A pro se litigant’s “conclusory allegations without supporting factual averments are insufficient to state a claim upon which relief can be based.” Hall v. Bellmon, 935 F.2d 1106, 1110 (10th Cir. 1991). “[A] plaintiff’s obligation to provide the ‘grounds’ of his ‘entitlement to relief’ requires “more than labels and conclusions, and a formulaic recitation of the elements of a cause of action.” Twombly, 550 U.S. at 555 (citations omitted). The complaint’s “factual allegations must be enough to raise a right to relief above the speculative level” and “to state a claim to relief that is plausible on its face.” Id. at 555, 570. The Tenth Circuit Court of Appeals has explained “that, to state a claim in federal court, a complaint must explain what each defendant did to [the pro se plaintiff]; when the defendant

did it; how the defendant’s action harmed [the plaintiff]; and, what specific legal right the plaintiff believes the defendant violated.” Nasious v. Two Unknown B.I.C.E. Agents, 492 F.3d 1158, 1163 (10th Cir. 2007). The court “will not supply additional factual allegations to round out a plaintiff’s complaint or construct a legal theory on a plaintiff’s behalf.” Whitney v. New Mexico, 113 F.3d 1170, 1173-74 (10th Cir. 1997) (citation omitted). The Tenth Circuit has pointed out that the Supreme Court’s decisions in Twombly and Erickson gave rise to a new standard of review for § 1915(e)(2)(B)(ii) dismissals. See Kay v. Bemis, 500 F.3d 1214, 1218 (10th Cir. 2007) (citations omitted); see also Smith v. United States, 561 F.3d 1090, 1098 (10th Cir. 2009). As a result, courts “look to the specific allegations in the complaint to determine whether they plausibly support a legal claim for relief.” Kay, 500 F.3d at 1218 (citation omitted).

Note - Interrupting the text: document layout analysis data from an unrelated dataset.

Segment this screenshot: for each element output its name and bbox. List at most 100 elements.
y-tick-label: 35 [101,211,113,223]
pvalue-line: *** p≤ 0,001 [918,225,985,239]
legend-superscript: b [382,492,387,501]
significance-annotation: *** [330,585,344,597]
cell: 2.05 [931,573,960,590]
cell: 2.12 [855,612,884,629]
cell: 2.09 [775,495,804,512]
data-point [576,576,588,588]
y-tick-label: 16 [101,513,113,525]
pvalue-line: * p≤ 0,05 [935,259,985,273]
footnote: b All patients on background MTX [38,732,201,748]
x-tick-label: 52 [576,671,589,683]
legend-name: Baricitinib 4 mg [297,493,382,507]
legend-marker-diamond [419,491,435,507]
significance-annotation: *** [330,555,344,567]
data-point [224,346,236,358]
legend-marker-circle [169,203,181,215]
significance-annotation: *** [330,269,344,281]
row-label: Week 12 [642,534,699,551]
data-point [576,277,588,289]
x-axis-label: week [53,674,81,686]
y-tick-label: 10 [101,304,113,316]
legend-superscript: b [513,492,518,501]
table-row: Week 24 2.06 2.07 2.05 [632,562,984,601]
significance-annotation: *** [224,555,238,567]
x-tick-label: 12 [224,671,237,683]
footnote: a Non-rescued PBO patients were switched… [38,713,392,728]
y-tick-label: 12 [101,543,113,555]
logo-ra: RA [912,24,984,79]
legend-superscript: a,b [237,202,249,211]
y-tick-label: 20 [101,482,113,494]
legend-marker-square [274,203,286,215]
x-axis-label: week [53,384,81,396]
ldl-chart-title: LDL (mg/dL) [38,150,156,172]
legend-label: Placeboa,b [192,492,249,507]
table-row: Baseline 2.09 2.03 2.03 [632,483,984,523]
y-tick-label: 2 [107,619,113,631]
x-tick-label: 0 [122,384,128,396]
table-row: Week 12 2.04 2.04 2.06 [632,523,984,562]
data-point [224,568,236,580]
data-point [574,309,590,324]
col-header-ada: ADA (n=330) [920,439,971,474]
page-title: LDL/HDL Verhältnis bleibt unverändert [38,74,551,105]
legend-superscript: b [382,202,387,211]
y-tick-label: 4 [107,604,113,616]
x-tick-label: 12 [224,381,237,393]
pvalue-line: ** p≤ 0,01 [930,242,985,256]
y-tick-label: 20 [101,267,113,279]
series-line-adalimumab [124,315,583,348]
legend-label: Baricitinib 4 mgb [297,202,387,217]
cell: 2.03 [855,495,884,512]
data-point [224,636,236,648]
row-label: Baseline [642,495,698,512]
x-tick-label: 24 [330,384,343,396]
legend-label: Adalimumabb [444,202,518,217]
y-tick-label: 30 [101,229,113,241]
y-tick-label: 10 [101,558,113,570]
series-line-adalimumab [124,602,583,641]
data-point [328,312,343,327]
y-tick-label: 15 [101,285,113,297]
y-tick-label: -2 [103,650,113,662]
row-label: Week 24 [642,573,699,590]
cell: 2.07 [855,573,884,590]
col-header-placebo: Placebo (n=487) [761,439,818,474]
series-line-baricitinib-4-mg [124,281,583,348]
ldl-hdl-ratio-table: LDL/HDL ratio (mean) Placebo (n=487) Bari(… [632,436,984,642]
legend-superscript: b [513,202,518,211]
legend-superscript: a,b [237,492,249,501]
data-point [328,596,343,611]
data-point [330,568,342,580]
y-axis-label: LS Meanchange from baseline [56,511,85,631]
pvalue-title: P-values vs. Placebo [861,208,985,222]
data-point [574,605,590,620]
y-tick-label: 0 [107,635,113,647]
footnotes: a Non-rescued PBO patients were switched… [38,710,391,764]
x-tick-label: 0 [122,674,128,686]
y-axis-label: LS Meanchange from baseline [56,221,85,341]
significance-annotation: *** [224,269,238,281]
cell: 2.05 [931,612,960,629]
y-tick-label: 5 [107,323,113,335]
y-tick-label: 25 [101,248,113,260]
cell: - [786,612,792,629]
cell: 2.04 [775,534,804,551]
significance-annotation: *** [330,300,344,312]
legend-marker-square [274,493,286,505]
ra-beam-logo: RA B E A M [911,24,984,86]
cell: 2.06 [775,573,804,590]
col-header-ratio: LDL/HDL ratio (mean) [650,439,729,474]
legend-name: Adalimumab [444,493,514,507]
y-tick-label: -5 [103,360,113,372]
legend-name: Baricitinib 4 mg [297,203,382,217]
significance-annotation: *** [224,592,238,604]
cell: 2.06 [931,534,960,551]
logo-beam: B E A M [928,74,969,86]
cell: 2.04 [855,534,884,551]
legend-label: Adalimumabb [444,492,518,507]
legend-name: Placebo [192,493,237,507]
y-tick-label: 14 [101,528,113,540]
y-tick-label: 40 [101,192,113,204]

Under this new standard, “a plaintiff must ‘nudge his claims across the line from conceivable to plausible.’” Smith, 561 F.3d at 1098 (citation omitted). “Plausible” in this context does not mean “likely to be true,” but rather refers “to the scope of the allegations in a complaint: if they are so general that they encompass a wide swath of conduct, much of it

innocent,” then the plaintiff has not “nudged [his] claims across the line from conceivable to plausible.” Robbins v. Oklahoma, 519 F.3d 1242, 1247 (10th Cir. 2008) (citing Twombly, 127 S. Ct. at 1974). III. Discussion A. Deliberate Indifference to Medical Needs “[D]eliberate indifference to a pretrial detainee’s serious medical needs includes both an objective and a subjective component.” Strain v. Regalado, 977 F.3d 984, 989 (10th Cir. 2020) (finding that although a pretrial detainee’s claim is based on the Fourteenth Amendment, the same standard for Eighth Amendment claims applies). To establish the objective component,

“the alleged deprivation must be ‘sufficiently serious’ to constitute a deprivation of constitutional dimension.” Id. at 989–90 (citations omitted). A medical need is sufficiently serious “if it is one that has been diagnosed by a physician as mandating treatment or one that is so obvious that even a lay person would easily recognize the necessity for a doctor’s attention.” Id. at 990 (citation omitted).